Ich könnte mir schon vorstellen, dass sich durch die Zuchtausrichtung gewisse Verhalten mit der Zeit extrem bilden können.

Wenn man gewisse Merkmale züchten will, kann man nur die bestimmten Tiere nehmen, die dieses Verhalte zeigen. Und das sind nicht unbedingt viele je nach dem... Das heisst, dass es irgendwann zur Inzucht kommt. Aber verbeissen möchte ich mich nicht in dieser Theorie.... ;)

Ich kenne verschiedene Extreme bei uns in der Hundeschule.
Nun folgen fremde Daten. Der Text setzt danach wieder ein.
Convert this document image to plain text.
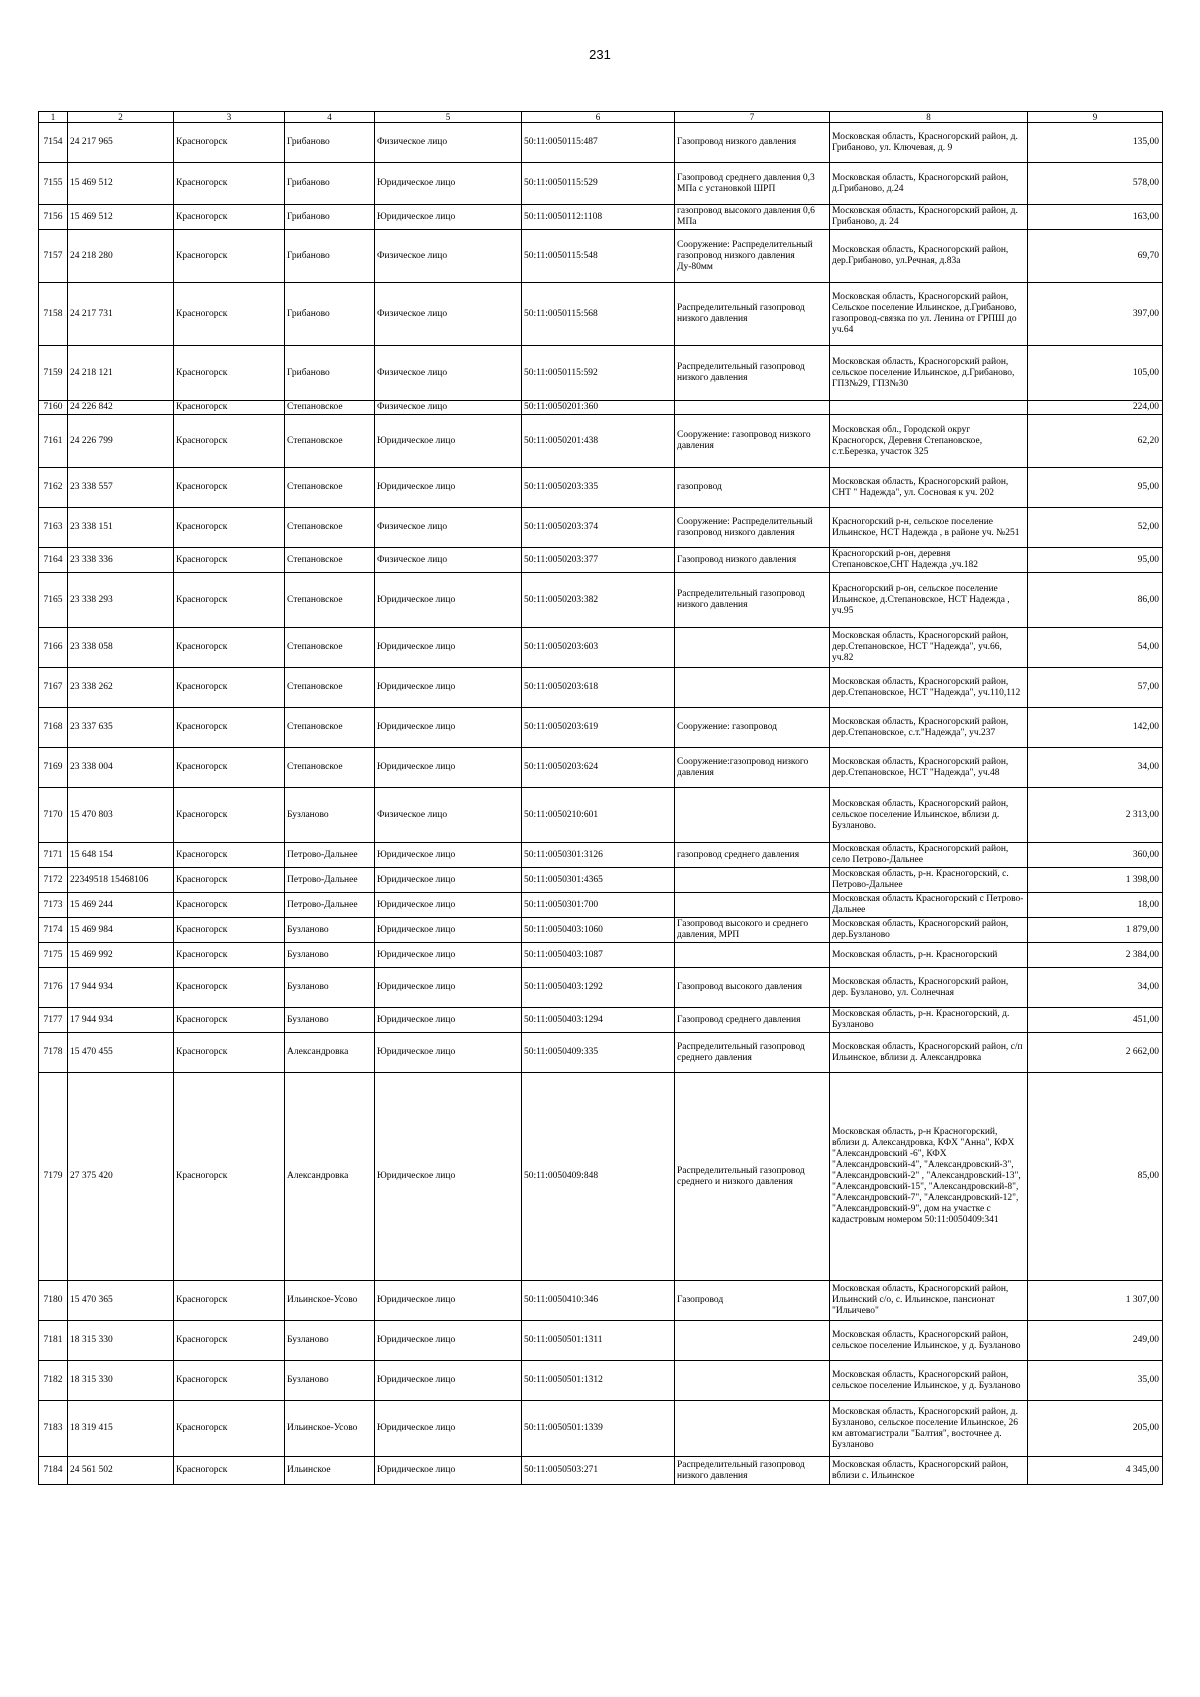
231
1	2	3	4	5	6	7	8	9
7154	24 217 965	Красногорск	Грибаново	Физическое лицо	50:11:0050115:487	Газопровод низкого давления	Московская область, Красногорский район, д. Грибаново, ул. Ключевая, д. 9	135,00
7155	15 469 512	Красногорск	Грибаново	Юридическое лицо	50:11:0050115:529	Газопровод среднего давления 0,3 МПа с установкой ШРП	Московская область, Красногорский район, д.Грибаново, д.24	578,00
7156	15 469 512	Красногорск	Грибаново	Юридическое лицо	50:11:0050112:1108	газопровод высокого давления 0,6 МПа	Московская область, Красногорский район, д. Грибаново, д. 24	163,00
7157	24 218 280	Красногорск	Грибаново	Физическое лицо	50:11:0050115:548	Сооружение: Распределительный газопровод низкого давления Ду-80мм	Московская область, Красногорский район, дер.Грибаново, ул.Речная, д.83а	69,70
7158	24 217 731	Красногорск	Грибаново	Физическое лицо	50:11:0050115:568	Распределительный газопровод низкого давления	Московская область, Красногорский район, Сельское поселение Ильинское, д.Грибаново, газопровод-связка по ул. Ленина от ГРПШ до уч.64	397,00
7159	24 218 121	Красногорск	Грибаново	Физическое лицо	50:11:0050115:592	Распределительный газопровод низкого давления	Московская область, Красногорский район, сельское поселение Ильинское, д.Грибаново, ГПЗ№29, ГПЗ№30	105,00
7160	24 226 842	Красногорск	Степановское	Физическое лицо	50:11:0050201:360			224,00
7161	24 226 799	Красногорск	Степановское	Юридическое лицо	50:11:0050201:438	Сооружение: газопровод низкого давления	Московская обл., Городской округ Красногорск, Деревня Степановское, с.т.Березка, участок 325	62,20
7162	23 338 557	Красногорск	Степановское	Юридическое лицо	50:11:0050203:335	газопровод	Московская область, Красногорский район, СНТ " Надежда", ул. Сосновая к уч. 202	95,00
7163	23 338 151	Красногорск	Степановское	Физическое лицо	50:11:0050203:374	Сооружение: Распределительный газопровод низкого давления	Красногорский р-н, сельское поселение Ильинское, НСТ Надежда , в районе уч. №251	52,00
7164	23 338 336	Красногорск	Степановское	Физическое лицо	50:11:0050203:377	Газопровод низкого давления	Красногорский р-он, деревня Степановское,СНТ Надежда ,уч.182	95,00
7165	23 338 293	Красногорск	Степановское	Юридическое лицо	50:11:0050203:382	Распределительный газопровод низкого давления	Красногорский р-он, сельское поселение Ильинское, д.Степановское, НСТ Надежда , уч.95	86,00
7166	23 338 058	Красногорск	Степановское	Юридическое лицо	50:11:0050203:603		Московская область, Красногорский район, дер.Степановское, НСТ "Надежда", уч.66, уч.82	54,00
7167	23 338 262	Красногорск	Степановское	Юридическое лицо	50:11:0050203:618		Московская область, Красногорский район, дер.Степановское, НСТ "Надежда", уч.110,112	57,00
7168	23 337 635	Красногорск	Степановское	Юридическое лицо	50:11:0050203:619	Сооружение: газопровод	Московская область, Красногорский район, дер.Степановское, с.т."Надежда", уч.237	142,00
7169	23 338 004	Красногорск	Степановское	Юридическое лицо	50:11:0050203:624	Сооружение:газопровод низкого давления	Московская область, Красногорский район, дер.Степановское, НСТ "Надежда", уч.48	34,00
7170	15 470 803	Красногорск	Бузланово	Физическое лицо	50:11:0050210:601		Московская область, Красногорский район, сельское поселение Ильинское, вблизи д. Бузланово.	2 313,00
7171	15 648 154	Красногорск	Петрово-Дальнее	Юридическое лицо	50:11:0050301:3126	газопровод среднего давления	Московская область, Красногорский район, село Петрово-Дальнее	360,00
7172	22349518 15468106	Красногорск	Петрово-Дальнее	Юридическое лицо	50:11:0050301:4365		Московская область, р-н. Красногорский, с. Петрово-Дальнее	1 398,00
7173	15 469 244	Красногорск	Петрово-Дальнее	Юридическое лицо	50:11:0050301:700		Московская область Красногорский с Петрово-Дальнее	18,00
7174	15 469 984	Красногорск	Бузланово	Юридическое лицо	50:11:0050403:1060	Газопровод высокого и среднего давления, МРП	Московская область, Красногорский район, дер.Бузланово	1 879,00
7175	15 469 992	Красногорск	Бузланово	Юридическое лицо	50:11:0050403:1087		Московская область, р-н. Красногорский	2 384,00
7176	17 944 934	Красногорск	Бузланово	Юридическое лицо	50:11:0050403:1292	Газопровод высокого давления	Московская область, Красногорский район, дер. Бузланово, ул. Солнечная	34,00
7177	17 944 934	Красногорск	Бузланово	Юридическое лицо	50:11:0050403:1294	Газопровод среднего давления	Московская область, р-н. Красногорский, д. Бузланово	451,00
7178	15 470 455	Красногорск	Александровка	Юридическое лицо	50:11:0050409:335	Распределительный газопровод среднего давления	Московская область, Красногорский район, с/п Ильинское, вблизи д. Александровка	2 662,00
7179	27 375 420	Красногорск	Александровка	Юридическое лицо	50:11:0050409:848	Распределительный газопровод среднего и низкого давления	Московская область, р-н Красногорский, вблизи д. Александровка, КФХ "Анна", КФХ "Александровский -6", КФХ "Александровский-4", "Александровский-3", "Александровский-2" , "Александровский-13", "Александровский-15", "Александровский-8", "Александровский-7", "Александровский-12", "Александровский-9", дом на участке с кадастровым номером 50:11:0050409:341	85,00
7180	15 470 365	Красногорск	Ильинское-Усово	Юридическое лицо	50:11:0050410:346	Газопровод	Московская область, Красногорский район, Ильинский с/о, с. Ильинское, пансионат "Ильичево"	1 307,00
7181	18 315 330	Красногорск	Бузланово	Юридическое лицо	50:11:0050501:1311		Московская область, Красногорский район, сельское поселение Ильинское, у д. Бузланово	249,00
7182	18 315 330	Красногорск	Бузланово	Юридическое лицо	50:11:0050501:1312		Московская область, Красногорский район, сельское поселение Ильинское, у д. Бузланово	35,00
7183	18 319 415	Красногорск	Ильинское-Усово	Юридическое лицо	50:11:0050501:1339		Московская область, Красногорский район, д. Бузланово, сельское поселение Ильинское, 26 км автомагистрали "Балтия", восточнее д. Бузланово	205,00
7184	24 561 502	Красногорск	Ильинское	Юридическое лицо	50:11:0050503:271	Распределительный газопровод низкого давления	Московская область, Красногорский район, вблизи с. Ильинское	4 345,00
Wie bereits beschrieben, kenne ich eine Goldenhündin, die ein extrem unterwürfiges Verhalten zeigt. Gleichzeitig kenne ich einen Labbyrüden (4-jährig), der auf alles losgeht, ob Welpe, Junghund w. oder m. Zudem lässt er ab und zu seine Aggression auch auf seine Besitzerin aus. Aber betreffend der Beispiele muss man auch sagen, dass sicher auch ein gewisses Fehlverhalten von Besitzern zu den Extrem geführt haben. Ist es eine falsche Sicherheit, oder Bestätigung im falschen moment, bis hin zu "mein Hund darf alles machen". Und so ist es manchmal schwer, denn Hund zu korrigieren, wenn er daheim trotzdem alles darf und falsch belohnt wird...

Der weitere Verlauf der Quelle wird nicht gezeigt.